There are many choices to make in terms of where to invest resources and time. My recommendation is to align very specific outcomes from a business perspective that have success attributes that can only be measured or improved by investing in data processing and technology solutions –i.e. To attract more profitable customers, one must determine 1) What is a customer? 2) Which customers are most profitable? 3) The segments that the most profitable customers can be grouped by 4) The dependent and independent variables that make up these customers and segments 5) How these data points will be collected (volume, frequency, quality, etc.) 6) The mathematical models that will yield the best results for not only predicting the future segments that yield more profitable customers, but what steps the firm can take to best influence those outcomes 7) what technology can enable the collection, storage, calculation, and distribution of these results to stakeholders at various levels in the organization.
This type of assessment is table stakes, the outcome of which has to be in place before investing in these often very costly endeavors.
There are other considerations, but the above takes a specific business challenge faced by many in the for-profit space and breaks it down into actionable task items of data definition (governance), quantification (analytics), integration, quality, and architecture. The tools and platforms that enable these functions are as diverse as the languages they are both written and spoken in (pun intended).
The most important aspect is to recognize the relative importance of each facet (individual machines in a data factory, instruments in a data symphony, etc.) as it relates to the final deliverable, which, in this case, is a machine learning model that can scale and be automated against changing, heterogenous data.
If, in your design, you realize that most of your data is file-based, non-relational objects, you may discard more traditional database platforms and start to look at a solution in Hadoop or a more standalone NoSQL appliance. If most of the data is coming from internal and external web traffic and stored in loosely modeled document form, then starting small with a NoSQL document may be in order, which eventually may also need to link back to a file-based Hadoop system, then modeled into a graph datastore of relationships and inferences, that can more easily be read into a machine model for the predictive workload. Don’t rule out the traditional RDBMS either, as they will likely still have a role for a one while to come for highly normalized enterprise data structures for reporting.
The above is just one use case example across a hybrid of technologies and methods. The challenge is often figuring out for yourselves where you have capacity, talent, and appetite to invest in newer approaches that not only solves a problem but does so in a way that is cheaper and faster than applying legacy point-solutions and work-around methods. If not, then there’s always the ability to ETL data into a relational structure and put a business intelligence tool on top of it. That method has been proven for years, yet organizations still struggle to implement those basics. Either way, if you aren’t aiming these results at very tangible, measurable outcomes with financial benefit, then no amount of expertise at big, yet artificially intelligent data solutions is going to help you.

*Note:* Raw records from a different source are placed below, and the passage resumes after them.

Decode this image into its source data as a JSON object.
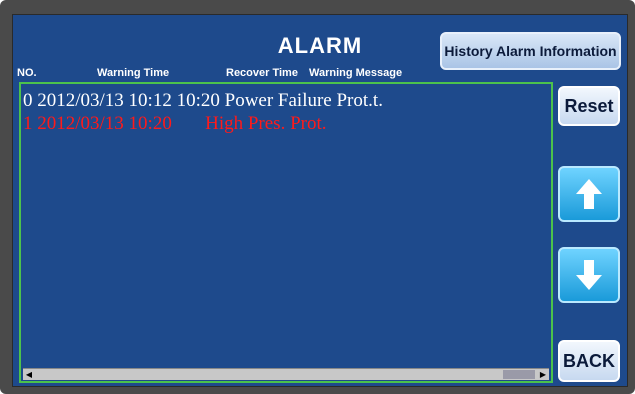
{
  "title": "ALARM",
  "history_button": "History Alarm Information",
  "columns": {
    "no": "NO.",
    "warning_time": "Warning Time",
    "recover_time": "Recover Time",
    "warning_message": "Warning Message"
  },
  "rows": [
    {
      "no": "0",
      "warning_time": "2012/03/13 10:12",
      "recover_time": "10:20",
      "message": "Power Failure Prot.t.",
      "color": "#ffffff"
    },
    {
      "no": "1",
      "warning_time": "2012/03/13 10:20",
      "recover_time": "",
      "message": "High Pres. Prot.",
      "color": "#ff1a1a"
    }
  ],
  "buttons": {
    "reset": "Reset",
    "up_icon": "arrow-up-icon",
    "down_icon": "arrow-down-icon",
    "back": "BACK"
  },
  "colors": {
    "screen_bg": "#1e4a8c",
    "list_border": "#4cc24c",
    "active_alarm": "#ff1a1a"
  }
}
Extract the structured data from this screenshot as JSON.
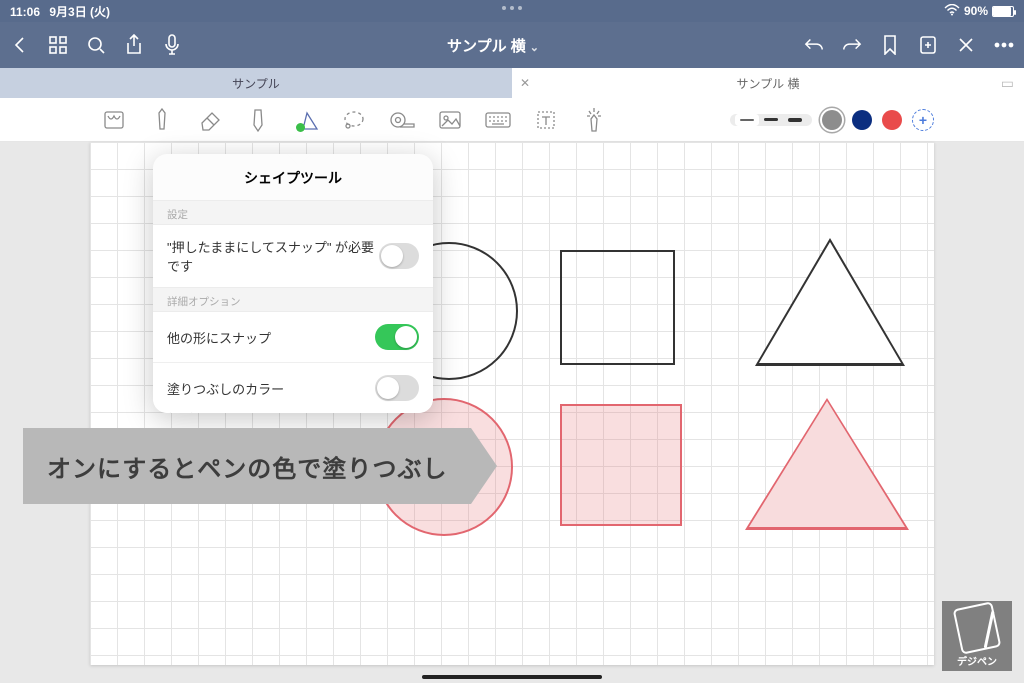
{
  "status": {
    "time": "11:06",
    "date": "9月3日 (火)",
    "battery_pct": "90%"
  },
  "nav": {
    "title": "サンプル 横"
  },
  "tabs": {
    "inactive": "サンプル",
    "active": "サンプル 横"
  },
  "popover": {
    "title": "シェイプツール",
    "section_settings": "設定",
    "row_hold_snap": "\"押したままにしてスナップ\" が必要です",
    "section_advanced": "詳細オプション",
    "row_snap_other": "他の形にスナップ",
    "row_fill_color": "塗りつぶしのカラー"
  },
  "callout": "オンにするとペンの色で塗りつぶし",
  "watermark": "デジペン",
  "colors": {
    "grey": "#8d8d8d",
    "navy": "#0b2e80",
    "red": "#e94b4b"
  }
}
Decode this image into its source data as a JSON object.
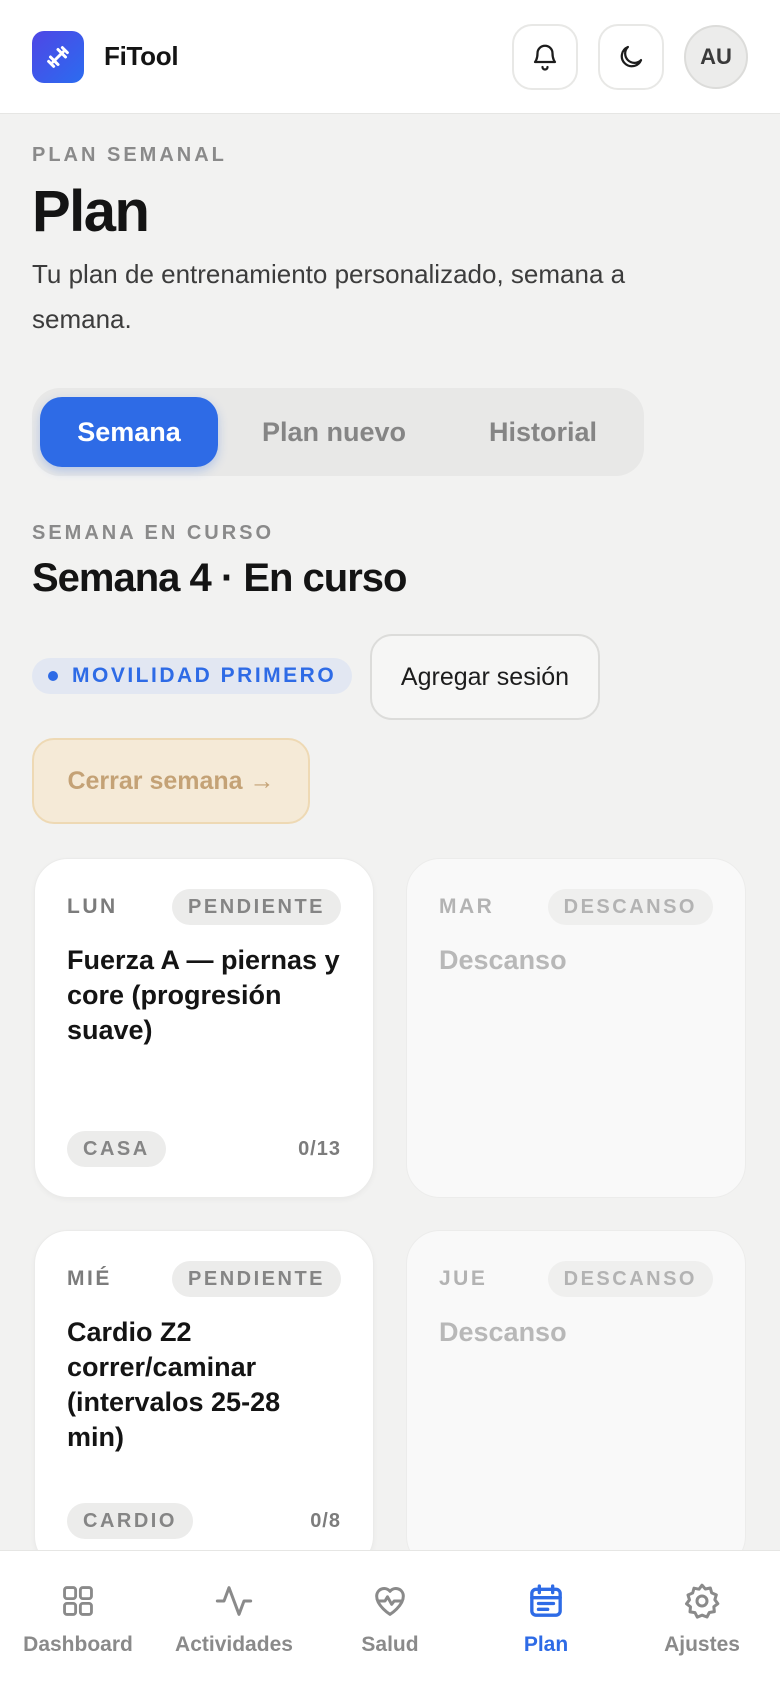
{
  "app": {
    "title": "FiTool",
    "avatar_initials": "AU",
    "accent_color": "#2e6be6"
  },
  "header": {
    "icons": [
      "dumbbell-icon",
      "bell-icon",
      "moon-icon"
    ]
  },
  "intro": {
    "eyebrow": "PLAN SEMANAL",
    "title": "Plan",
    "description": "Tu plan de entrenamiento personalizado, semana a semana."
  },
  "tabs": [
    {
      "label": "Semana",
      "active": true
    },
    {
      "label": "Plan nuevo",
      "active": false
    },
    {
      "label": "Historial",
      "active": false
    }
  ],
  "week": {
    "eyebrow": "SEMANA EN CURSO",
    "title": "Semana 4 · En curso",
    "focus_badge": "MOVILIDAD PRIMERO",
    "add_session_label": "Agregar sesión",
    "close_week_label": "Cerrar semana →"
  },
  "days": [
    {
      "day": "LUN",
      "status": "PENDIENTE",
      "title": "Fuerza A — piernas y core (progresión suave)",
      "type": "CASA",
      "progress": "0/13",
      "rest": false
    },
    {
      "day": "MAR",
      "status": "DESCANSO",
      "title": "Descanso",
      "rest": true
    },
    {
      "day": "MIÉ",
      "status": "PENDIENTE",
      "title": "Cardio Z2 correr/caminar (intervalos 25-28 min)",
      "type": "CARDIO",
      "progress": "0/8",
      "rest": false
    },
    {
      "day": "JUE",
      "status": "DESCANSO",
      "title": "Descanso",
      "rest": true
    }
  ],
  "nav": [
    {
      "label": "Dashboard",
      "icon": "grid-icon",
      "active": false
    },
    {
      "label": "Actividades",
      "icon": "activity-icon",
      "active": false
    },
    {
      "label": "Salud",
      "icon": "heart-pulse-icon",
      "active": false
    },
    {
      "label": "Plan",
      "icon": "calendar-icon",
      "active": true
    },
    {
      "label": "Ajustes",
      "icon": "gear-icon",
      "active": false
    }
  ]
}
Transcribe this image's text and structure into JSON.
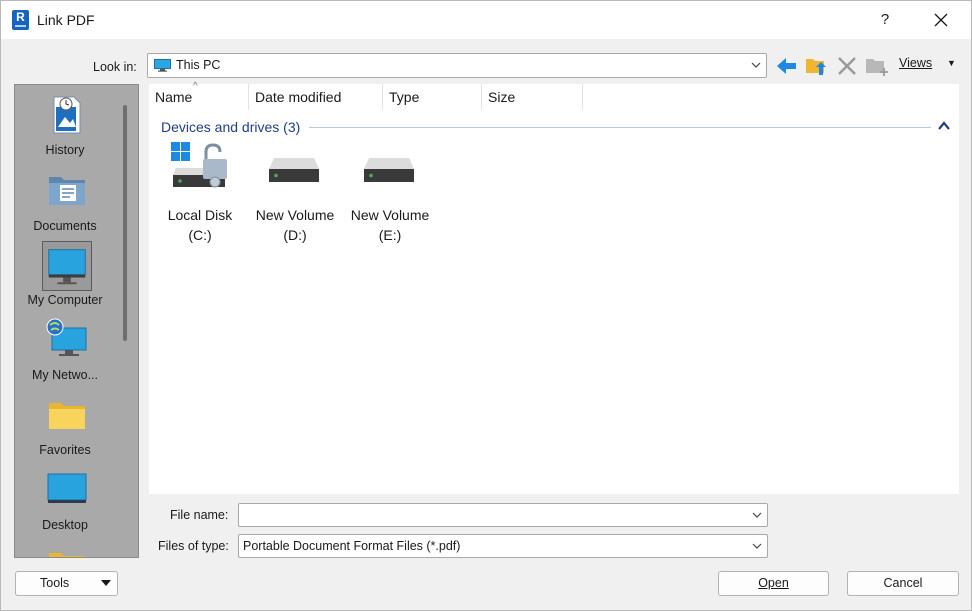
{
  "window": {
    "title": "Link PDF",
    "app_icon_letter": "R",
    "help_label": "?",
    "close_label": "✕"
  },
  "lookin": {
    "label": "Look in:",
    "value": "This PC"
  },
  "toolbar": {
    "back_icon": "back-arrow-icon",
    "up_folder_icon": "up-folder-icon",
    "delete_icon": "delete-icon",
    "new_folder_icon": "new-folder-icon",
    "views_label": "Views"
  },
  "places": [
    {
      "label": "History",
      "icon": "history-icon"
    },
    {
      "label": "Documents",
      "icon": "documents-icon"
    },
    {
      "label": "My Computer",
      "icon": "my-computer-icon",
      "selected": true
    },
    {
      "label": "My Netwo...",
      "icon": "network-icon"
    },
    {
      "label": "Favorites",
      "icon": "favorites-folder-icon"
    },
    {
      "label": "Desktop",
      "icon": "desktop-icon"
    }
  ],
  "columns": [
    {
      "label": "Name"
    },
    {
      "label": "Date modified"
    },
    {
      "label": "Type"
    },
    {
      "label": "Size"
    }
  ],
  "group": {
    "label": "Devices and drives (3)"
  },
  "drives": [
    {
      "line1": "Local Disk",
      "line2": "(C:)",
      "icon": "system-drive-icon"
    },
    {
      "line1": "New Volume",
      "line2": "(D:)",
      "icon": "drive-icon"
    },
    {
      "line1": "New Volume",
      "line2": "(E:)",
      "icon": "drive-icon"
    }
  ],
  "file_name": {
    "label": "File name:",
    "value": ""
  },
  "file_type": {
    "label": "Files of type:",
    "value": "Portable Document Format Files (*.pdf)"
  },
  "buttons": {
    "tools": "Tools",
    "open": "Open",
    "cancel": "Cancel"
  },
  "colors": {
    "places_bg": "#a9a9a9",
    "group_header": "#1e3f86",
    "accent_blue": "#1e88e5"
  }
}
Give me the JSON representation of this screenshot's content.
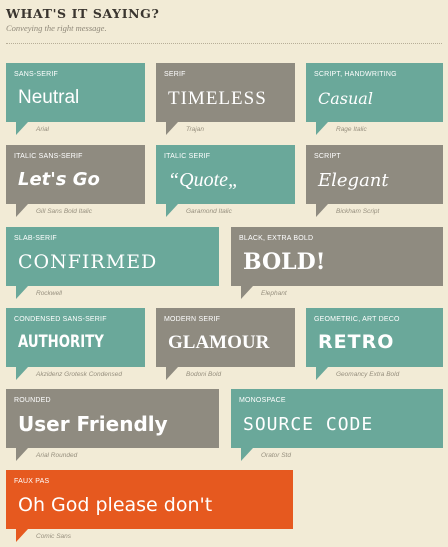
{
  "header": {
    "title": "WHAT'S IT SAYING?",
    "subtitle": "Conveying the right message."
  },
  "cards": [
    {
      "category": "SANS-SERIF",
      "sample": "Neutral",
      "font": "Arial",
      "color": "#6aa89a"
    },
    {
      "category": "SERIF",
      "sample": "TIMELESS",
      "font": "Trajan",
      "color": "#8f8b80"
    },
    {
      "category": "SCRIPT, HANDWRITING",
      "sample": "Casual",
      "font": "Rage Italic",
      "color": "#6aa89a"
    },
    {
      "category": "ITALIC SANS-SERIF",
      "sample": "Let's Go",
      "font": "Gill Sans Bold Italic",
      "color": "#8f8b80"
    },
    {
      "category": "ITALIC SERIF",
      "sample": "“Quote„",
      "font": "Garamond Italic",
      "color": "#6aa89a"
    },
    {
      "category": "SCRIPT",
      "sample": "Elegant",
      "font": "Bickham Script",
      "color": "#8f8b80"
    },
    {
      "category": "SLAB-SERIF",
      "sample": "CONFIRMED",
      "font": "Rockwell",
      "color": "#6aa89a"
    },
    {
      "category": "BLACK, EXTRA BOLD",
      "sample": "BOLD!",
      "font": "Elephant",
      "color": "#8f8b80"
    },
    {
      "category": "CONDENSED SANS-SERIF",
      "sample": "AUTHORITY",
      "font": "Akzidenz Grotesk Condensed",
      "color": "#6aa89a"
    },
    {
      "category": "MODERN SERIF",
      "sample": "GLAMOUR",
      "font": "Bodoni Bold",
      "color": "#8f8b80"
    },
    {
      "category": "GEOMETRIC, ART DECO",
      "sample": "RETRO",
      "font": "Geomancy Extra Bold",
      "color": "#6aa89a"
    },
    {
      "category": "ROUNDED",
      "sample": "User Friendly",
      "font": "Arial Rounded",
      "color": "#8f8b80"
    },
    {
      "category": "MONOSPACE",
      "sample": "SOURCE CODE",
      "font": "Orator Std",
      "color": "#6aa89a"
    },
    {
      "category": "FAUX PAS",
      "sample": "Oh God please don't",
      "font": "Comic Sans",
      "color": "#e6591f"
    }
  ]
}
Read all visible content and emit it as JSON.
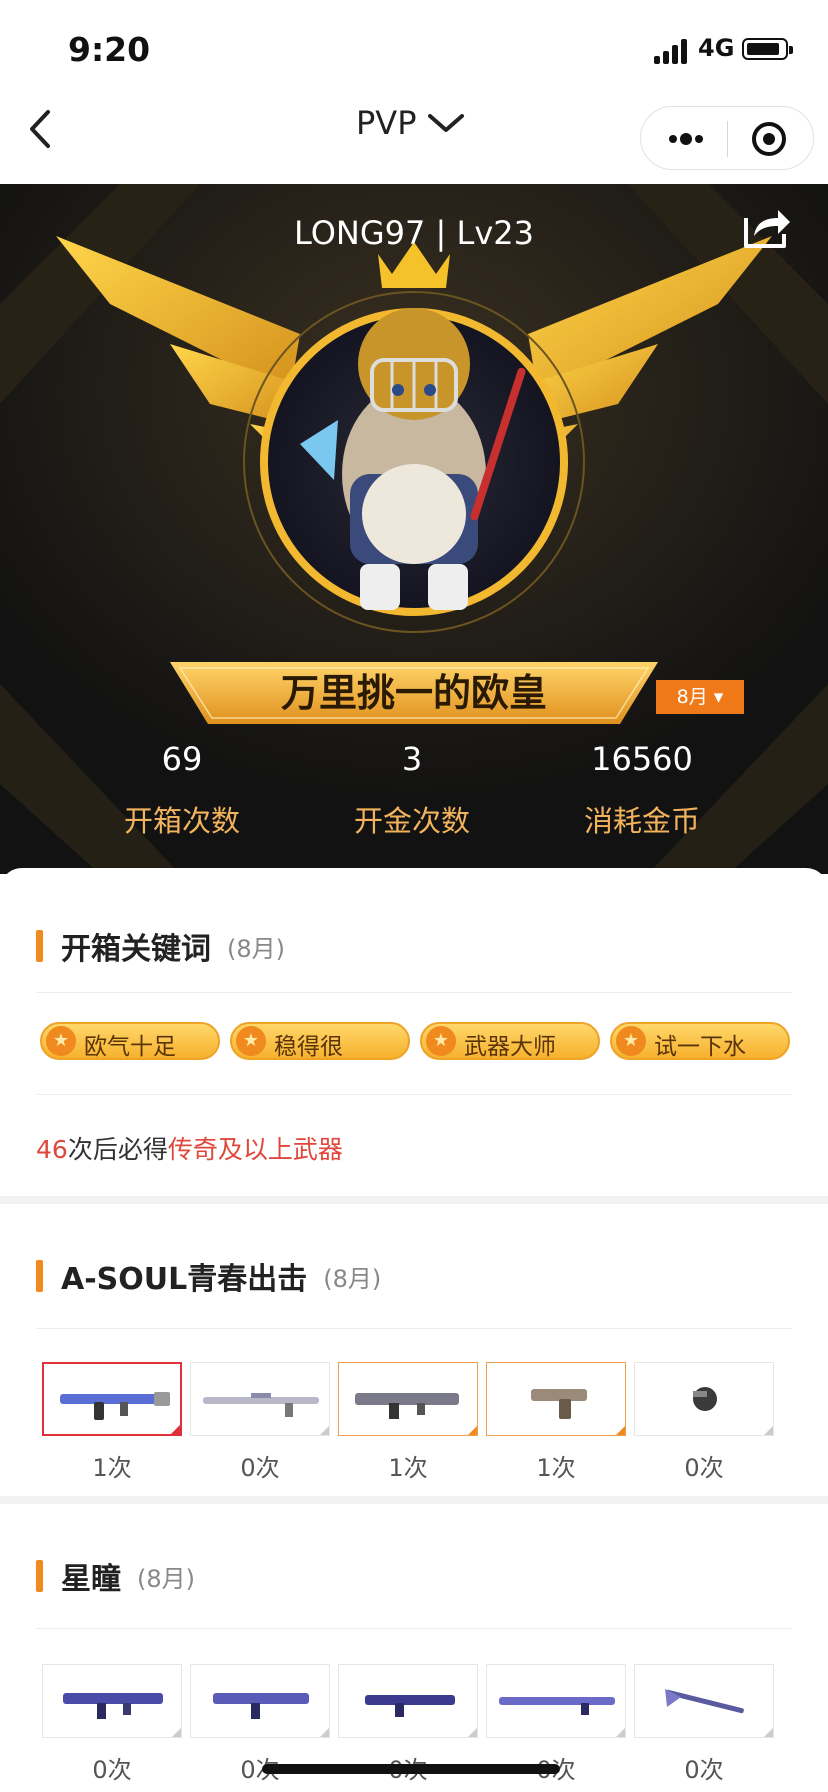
{
  "status_bar": {
    "time": "9:20",
    "network": "4G"
  },
  "nav": {
    "title": "PVP"
  },
  "hero": {
    "username": "LONG97 | Lv23",
    "title": "万里挑一的欧皇",
    "month_filter": "8月 ▾",
    "stats": [
      {
        "value": "69",
        "label": "开箱次数"
      },
      {
        "value": "3",
        "label": "开金次数"
      },
      {
        "value": "16560",
        "label": "消耗金币"
      }
    ]
  },
  "keywords": {
    "title": "开箱关键词",
    "month": "(8月)",
    "tags": [
      "欧气十足",
      "稳得很",
      "武器大师",
      "试一下水"
    ],
    "guarantee_count": "46",
    "guarantee_mid": "次后必得",
    "guarantee_item": "传奇及以上武器"
  },
  "collection1": {
    "title": "A-SOUL青春出击",
    "month": "(8月)",
    "items": [
      {
        "count": "1次",
        "color": "#5a6fd6"
      },
      {
        "count": "0次",
        "color": "#b8b8c8"
      },
      {
        "count": "1次",
        "color": "#7a7a8a"
      },
      {
        "count": "1次",
        "color": "#9a8a7a"
      },
      {
        "count": "0次",
        "color": "#3a3a3a"
      }
    ]
  },
  "collection2": {
    "title": "星瞳",
    "month": "(8月)",
    "items": [
      {
        "count": "0次",
        "color": "#4a4aa8"
      },
      {
        "count": "0次",
        "color": "#5a5ab8"
      },
      {
        "count": "0次",
        "color": "#3a3a90"
      },
      {
        "count": "0次",
        "color": "#6a6ac8"
      },
      {
        "count": "0次",
        "color": "#5a5aa0"
      }
    ]
  },
  "colors": {
    "accent": "#f08a1e",
    "red": "#e0463a",
    "gold": "#f2b35c"
  }
}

The vast majority are still struggling to understand the nuances between big data infrastructure, processing, and analytics. Very often the best place to start is by empowering the business stakeholders with the ability to measure and distribute the basic and most important information. This will then likely breed the appetite for more and more sophisticated methods of collecting, interpreting, and sharing data – which then empowers the producers and consumers to more effectively govern it – thus, organically evolving the data and analytics center of excellence, rather than branding one and hoping for the best.